Over the past several years the Environmental Law Institute has conducted a series of studies of the institutional framework governing control of international pollution problems. A major conclusion of this research effort is that current national and international legal structures are poorly suited to the effective control of transboundary pollution. Domestic suits are too limited in their scope. Diplomatic channels are, in general, not adequate to promote the changes in national energy and environmental policies which may be necessary to avoid widespread environmental damage. The international legal structure offers useful principles of environmental responsibility, but they are neither sufficiently defined nor sufficiently enforceable to support effective application to specific controversies. Despite the recent increase in the number and severity of international environmental problems, governments continue to make energy policy, pollution control, and land use decisions without explicit consideration of transboundary impact.

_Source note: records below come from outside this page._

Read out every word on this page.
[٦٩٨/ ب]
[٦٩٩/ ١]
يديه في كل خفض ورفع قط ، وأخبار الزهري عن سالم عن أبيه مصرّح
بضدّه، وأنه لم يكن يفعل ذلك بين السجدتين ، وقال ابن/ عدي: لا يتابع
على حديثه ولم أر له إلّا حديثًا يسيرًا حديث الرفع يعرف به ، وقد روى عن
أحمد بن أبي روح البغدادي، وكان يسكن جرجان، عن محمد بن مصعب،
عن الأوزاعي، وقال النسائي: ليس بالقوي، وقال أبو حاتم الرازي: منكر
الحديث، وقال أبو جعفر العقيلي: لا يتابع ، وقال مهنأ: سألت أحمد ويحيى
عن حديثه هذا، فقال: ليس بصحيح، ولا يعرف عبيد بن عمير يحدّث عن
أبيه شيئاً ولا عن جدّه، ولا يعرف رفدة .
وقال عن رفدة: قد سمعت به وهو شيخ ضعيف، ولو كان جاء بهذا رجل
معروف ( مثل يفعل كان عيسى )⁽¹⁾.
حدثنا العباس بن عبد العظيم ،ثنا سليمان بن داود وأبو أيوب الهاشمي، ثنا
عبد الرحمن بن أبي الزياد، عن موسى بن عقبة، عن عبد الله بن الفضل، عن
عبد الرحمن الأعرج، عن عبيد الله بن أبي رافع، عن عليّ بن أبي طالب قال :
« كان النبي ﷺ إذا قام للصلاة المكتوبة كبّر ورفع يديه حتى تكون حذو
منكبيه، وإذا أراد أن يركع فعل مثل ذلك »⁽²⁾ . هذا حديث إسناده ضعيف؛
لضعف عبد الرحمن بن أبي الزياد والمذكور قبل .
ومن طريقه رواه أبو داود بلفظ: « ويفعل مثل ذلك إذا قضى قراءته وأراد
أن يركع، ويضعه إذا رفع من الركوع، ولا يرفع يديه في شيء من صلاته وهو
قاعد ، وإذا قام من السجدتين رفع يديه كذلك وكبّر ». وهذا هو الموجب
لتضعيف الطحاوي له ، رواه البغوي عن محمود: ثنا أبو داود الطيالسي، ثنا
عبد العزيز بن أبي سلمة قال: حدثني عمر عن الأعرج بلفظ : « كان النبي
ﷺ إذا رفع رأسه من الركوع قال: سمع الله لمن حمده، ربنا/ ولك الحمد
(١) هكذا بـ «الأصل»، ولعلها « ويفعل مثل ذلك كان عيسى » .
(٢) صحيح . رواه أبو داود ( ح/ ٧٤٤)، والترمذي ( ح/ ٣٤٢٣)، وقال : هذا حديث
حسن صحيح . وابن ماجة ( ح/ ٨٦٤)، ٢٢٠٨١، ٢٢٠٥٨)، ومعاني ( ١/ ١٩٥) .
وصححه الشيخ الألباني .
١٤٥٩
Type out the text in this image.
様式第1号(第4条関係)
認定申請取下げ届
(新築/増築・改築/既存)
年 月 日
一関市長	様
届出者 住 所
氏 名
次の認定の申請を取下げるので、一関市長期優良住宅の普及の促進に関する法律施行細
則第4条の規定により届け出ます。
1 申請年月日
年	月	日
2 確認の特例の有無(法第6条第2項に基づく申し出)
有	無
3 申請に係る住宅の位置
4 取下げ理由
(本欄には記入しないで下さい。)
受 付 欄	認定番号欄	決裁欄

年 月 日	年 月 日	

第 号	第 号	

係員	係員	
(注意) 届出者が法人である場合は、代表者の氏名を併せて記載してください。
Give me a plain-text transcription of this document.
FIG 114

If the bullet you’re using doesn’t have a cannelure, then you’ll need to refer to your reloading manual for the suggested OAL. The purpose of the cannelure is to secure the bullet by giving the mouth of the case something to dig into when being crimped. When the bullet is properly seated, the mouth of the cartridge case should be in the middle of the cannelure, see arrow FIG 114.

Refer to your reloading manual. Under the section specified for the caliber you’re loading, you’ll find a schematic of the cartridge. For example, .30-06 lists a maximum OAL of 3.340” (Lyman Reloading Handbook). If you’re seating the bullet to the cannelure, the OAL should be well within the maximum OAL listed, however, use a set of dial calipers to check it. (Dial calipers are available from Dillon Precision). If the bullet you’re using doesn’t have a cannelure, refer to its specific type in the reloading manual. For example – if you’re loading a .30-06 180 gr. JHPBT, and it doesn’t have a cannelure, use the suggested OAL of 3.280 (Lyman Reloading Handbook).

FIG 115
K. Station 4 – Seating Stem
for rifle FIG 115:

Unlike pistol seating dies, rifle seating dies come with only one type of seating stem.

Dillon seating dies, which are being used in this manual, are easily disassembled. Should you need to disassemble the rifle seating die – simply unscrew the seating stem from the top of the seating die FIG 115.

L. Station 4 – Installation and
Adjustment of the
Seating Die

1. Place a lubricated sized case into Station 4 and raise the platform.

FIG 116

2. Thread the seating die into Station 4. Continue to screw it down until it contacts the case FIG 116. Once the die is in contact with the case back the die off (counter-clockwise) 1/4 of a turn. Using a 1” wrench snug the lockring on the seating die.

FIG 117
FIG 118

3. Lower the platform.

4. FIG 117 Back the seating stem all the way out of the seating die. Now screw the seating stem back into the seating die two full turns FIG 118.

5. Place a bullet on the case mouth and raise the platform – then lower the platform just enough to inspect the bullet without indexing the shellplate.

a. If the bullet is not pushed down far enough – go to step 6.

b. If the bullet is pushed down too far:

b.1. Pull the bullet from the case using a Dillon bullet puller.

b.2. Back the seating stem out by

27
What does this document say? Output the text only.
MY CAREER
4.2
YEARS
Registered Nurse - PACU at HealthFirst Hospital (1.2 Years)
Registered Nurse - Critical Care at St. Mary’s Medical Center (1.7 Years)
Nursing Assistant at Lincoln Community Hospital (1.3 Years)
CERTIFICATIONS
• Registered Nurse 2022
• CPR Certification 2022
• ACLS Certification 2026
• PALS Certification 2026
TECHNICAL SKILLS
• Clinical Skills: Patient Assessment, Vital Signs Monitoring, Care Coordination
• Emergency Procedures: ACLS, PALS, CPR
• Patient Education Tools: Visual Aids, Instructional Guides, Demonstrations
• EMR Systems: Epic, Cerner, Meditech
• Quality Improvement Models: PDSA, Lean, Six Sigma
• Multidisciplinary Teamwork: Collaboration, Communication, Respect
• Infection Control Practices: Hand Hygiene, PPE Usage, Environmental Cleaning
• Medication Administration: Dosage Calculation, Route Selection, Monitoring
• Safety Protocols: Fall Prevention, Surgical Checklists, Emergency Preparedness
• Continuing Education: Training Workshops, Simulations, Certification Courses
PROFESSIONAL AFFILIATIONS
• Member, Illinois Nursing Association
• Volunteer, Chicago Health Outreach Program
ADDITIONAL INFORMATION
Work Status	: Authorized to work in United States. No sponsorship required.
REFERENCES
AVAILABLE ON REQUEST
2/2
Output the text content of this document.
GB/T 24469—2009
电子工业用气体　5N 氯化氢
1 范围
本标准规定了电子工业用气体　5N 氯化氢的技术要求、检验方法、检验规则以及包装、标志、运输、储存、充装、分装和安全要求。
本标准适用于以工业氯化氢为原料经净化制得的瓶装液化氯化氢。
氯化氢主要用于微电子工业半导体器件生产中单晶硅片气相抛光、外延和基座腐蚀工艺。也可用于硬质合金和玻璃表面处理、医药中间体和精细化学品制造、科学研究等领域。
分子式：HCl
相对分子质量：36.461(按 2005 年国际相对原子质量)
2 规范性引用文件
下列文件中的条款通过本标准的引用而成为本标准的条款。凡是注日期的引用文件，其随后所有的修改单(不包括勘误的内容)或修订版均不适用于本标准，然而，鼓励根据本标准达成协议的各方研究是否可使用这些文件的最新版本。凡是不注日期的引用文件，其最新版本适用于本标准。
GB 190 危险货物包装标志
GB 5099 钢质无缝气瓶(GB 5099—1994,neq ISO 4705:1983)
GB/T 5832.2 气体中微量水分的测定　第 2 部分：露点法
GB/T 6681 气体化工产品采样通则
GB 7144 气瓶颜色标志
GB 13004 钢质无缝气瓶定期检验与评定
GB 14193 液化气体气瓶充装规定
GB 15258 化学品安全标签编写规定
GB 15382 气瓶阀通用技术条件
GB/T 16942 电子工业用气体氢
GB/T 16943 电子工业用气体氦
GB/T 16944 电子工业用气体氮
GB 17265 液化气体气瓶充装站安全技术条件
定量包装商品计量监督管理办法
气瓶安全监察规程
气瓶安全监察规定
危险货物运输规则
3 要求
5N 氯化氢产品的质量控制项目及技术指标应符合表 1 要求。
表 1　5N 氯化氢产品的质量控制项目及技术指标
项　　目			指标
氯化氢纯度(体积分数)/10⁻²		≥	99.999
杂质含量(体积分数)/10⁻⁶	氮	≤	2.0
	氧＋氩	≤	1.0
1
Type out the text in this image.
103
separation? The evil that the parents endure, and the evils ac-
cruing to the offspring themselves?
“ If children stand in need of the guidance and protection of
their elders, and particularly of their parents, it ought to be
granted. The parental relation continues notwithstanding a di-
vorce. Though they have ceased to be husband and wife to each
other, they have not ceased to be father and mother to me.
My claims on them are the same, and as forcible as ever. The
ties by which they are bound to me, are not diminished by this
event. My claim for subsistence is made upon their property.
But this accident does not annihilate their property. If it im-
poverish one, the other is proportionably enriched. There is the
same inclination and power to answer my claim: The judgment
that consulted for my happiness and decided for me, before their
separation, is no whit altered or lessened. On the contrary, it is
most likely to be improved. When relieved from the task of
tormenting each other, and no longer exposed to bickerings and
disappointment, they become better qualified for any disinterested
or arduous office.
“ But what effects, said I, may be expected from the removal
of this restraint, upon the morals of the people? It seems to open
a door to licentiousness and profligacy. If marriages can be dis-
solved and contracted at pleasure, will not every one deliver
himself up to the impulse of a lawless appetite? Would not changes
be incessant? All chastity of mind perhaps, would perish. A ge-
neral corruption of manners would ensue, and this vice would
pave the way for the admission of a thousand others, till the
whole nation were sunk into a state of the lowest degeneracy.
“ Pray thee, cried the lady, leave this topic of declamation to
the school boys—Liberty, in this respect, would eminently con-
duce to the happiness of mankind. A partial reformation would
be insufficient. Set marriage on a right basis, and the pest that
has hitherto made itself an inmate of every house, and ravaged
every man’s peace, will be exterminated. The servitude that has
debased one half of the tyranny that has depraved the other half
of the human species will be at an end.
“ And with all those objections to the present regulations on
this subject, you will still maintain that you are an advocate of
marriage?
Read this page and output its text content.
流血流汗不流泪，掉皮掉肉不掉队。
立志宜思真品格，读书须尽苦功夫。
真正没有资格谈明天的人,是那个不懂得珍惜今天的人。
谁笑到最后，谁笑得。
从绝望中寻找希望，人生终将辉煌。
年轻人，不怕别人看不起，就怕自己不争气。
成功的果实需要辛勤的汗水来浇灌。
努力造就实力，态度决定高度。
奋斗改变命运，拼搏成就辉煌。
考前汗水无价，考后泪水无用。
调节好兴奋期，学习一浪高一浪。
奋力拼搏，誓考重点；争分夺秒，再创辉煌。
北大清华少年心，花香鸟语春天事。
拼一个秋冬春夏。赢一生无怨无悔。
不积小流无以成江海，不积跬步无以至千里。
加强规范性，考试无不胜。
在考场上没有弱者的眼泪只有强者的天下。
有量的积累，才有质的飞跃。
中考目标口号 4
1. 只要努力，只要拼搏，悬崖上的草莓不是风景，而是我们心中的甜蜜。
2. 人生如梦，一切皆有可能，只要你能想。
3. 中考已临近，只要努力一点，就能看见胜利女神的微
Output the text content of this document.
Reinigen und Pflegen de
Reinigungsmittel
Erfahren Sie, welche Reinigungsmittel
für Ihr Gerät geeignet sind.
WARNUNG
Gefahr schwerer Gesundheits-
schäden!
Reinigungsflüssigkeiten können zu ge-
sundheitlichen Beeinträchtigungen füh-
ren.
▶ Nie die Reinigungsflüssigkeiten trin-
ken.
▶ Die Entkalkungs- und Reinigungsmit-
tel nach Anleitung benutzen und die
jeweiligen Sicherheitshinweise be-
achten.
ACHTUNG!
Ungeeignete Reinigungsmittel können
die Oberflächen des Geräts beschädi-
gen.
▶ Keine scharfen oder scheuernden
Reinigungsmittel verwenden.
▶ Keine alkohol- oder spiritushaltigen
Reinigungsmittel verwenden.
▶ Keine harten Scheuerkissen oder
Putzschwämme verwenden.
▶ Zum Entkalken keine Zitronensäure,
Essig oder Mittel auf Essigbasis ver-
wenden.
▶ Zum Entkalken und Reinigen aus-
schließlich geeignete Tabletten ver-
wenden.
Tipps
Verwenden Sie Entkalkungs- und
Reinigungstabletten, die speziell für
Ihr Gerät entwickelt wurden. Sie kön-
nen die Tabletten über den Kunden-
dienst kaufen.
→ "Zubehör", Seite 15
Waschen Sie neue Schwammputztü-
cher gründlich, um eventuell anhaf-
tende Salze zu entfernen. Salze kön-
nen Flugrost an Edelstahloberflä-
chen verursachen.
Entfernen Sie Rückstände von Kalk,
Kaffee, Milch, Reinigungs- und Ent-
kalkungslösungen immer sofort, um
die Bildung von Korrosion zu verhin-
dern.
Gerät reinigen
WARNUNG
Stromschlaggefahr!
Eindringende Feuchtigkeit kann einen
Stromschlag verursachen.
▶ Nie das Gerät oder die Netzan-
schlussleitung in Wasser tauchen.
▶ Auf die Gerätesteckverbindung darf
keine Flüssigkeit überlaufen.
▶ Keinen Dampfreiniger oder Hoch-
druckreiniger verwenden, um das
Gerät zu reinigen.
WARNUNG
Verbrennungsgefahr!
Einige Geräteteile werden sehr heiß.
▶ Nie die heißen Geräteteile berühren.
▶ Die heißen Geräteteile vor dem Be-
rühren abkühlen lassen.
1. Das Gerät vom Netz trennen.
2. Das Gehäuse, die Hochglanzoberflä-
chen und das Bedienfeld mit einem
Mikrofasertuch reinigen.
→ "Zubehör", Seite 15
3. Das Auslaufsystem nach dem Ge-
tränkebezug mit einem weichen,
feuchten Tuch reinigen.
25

There are forward-looking provisions in the Clean Air Acts of both the U.S. and Canada requiring control of emissions causing transboundary problems (U.S. Clean Air Act Section 115 and Canadian Clean Air Act Section 21.1). But these efforts to control international pollution through national laws have been frustrated by the absence of an effective mechanism to impartially translate vague notions of environmental responsibility into concrete control actions. A recently completed ELI study focused on a new approach which would make the largely ignored U.S. and Canadian Clean Air Act provisions for control of international air pollution work more effectively, and in concert. Under this approach the U.S., Canada International Joint Commission, which has a history of successful efforts in the implementation of boundary water quality accords, would be tapped to play a major role in defining international pollution problems and identifying responses under both U.S. Clean Air Act Section 115 and Canadian Clean Air Act Section 21.1.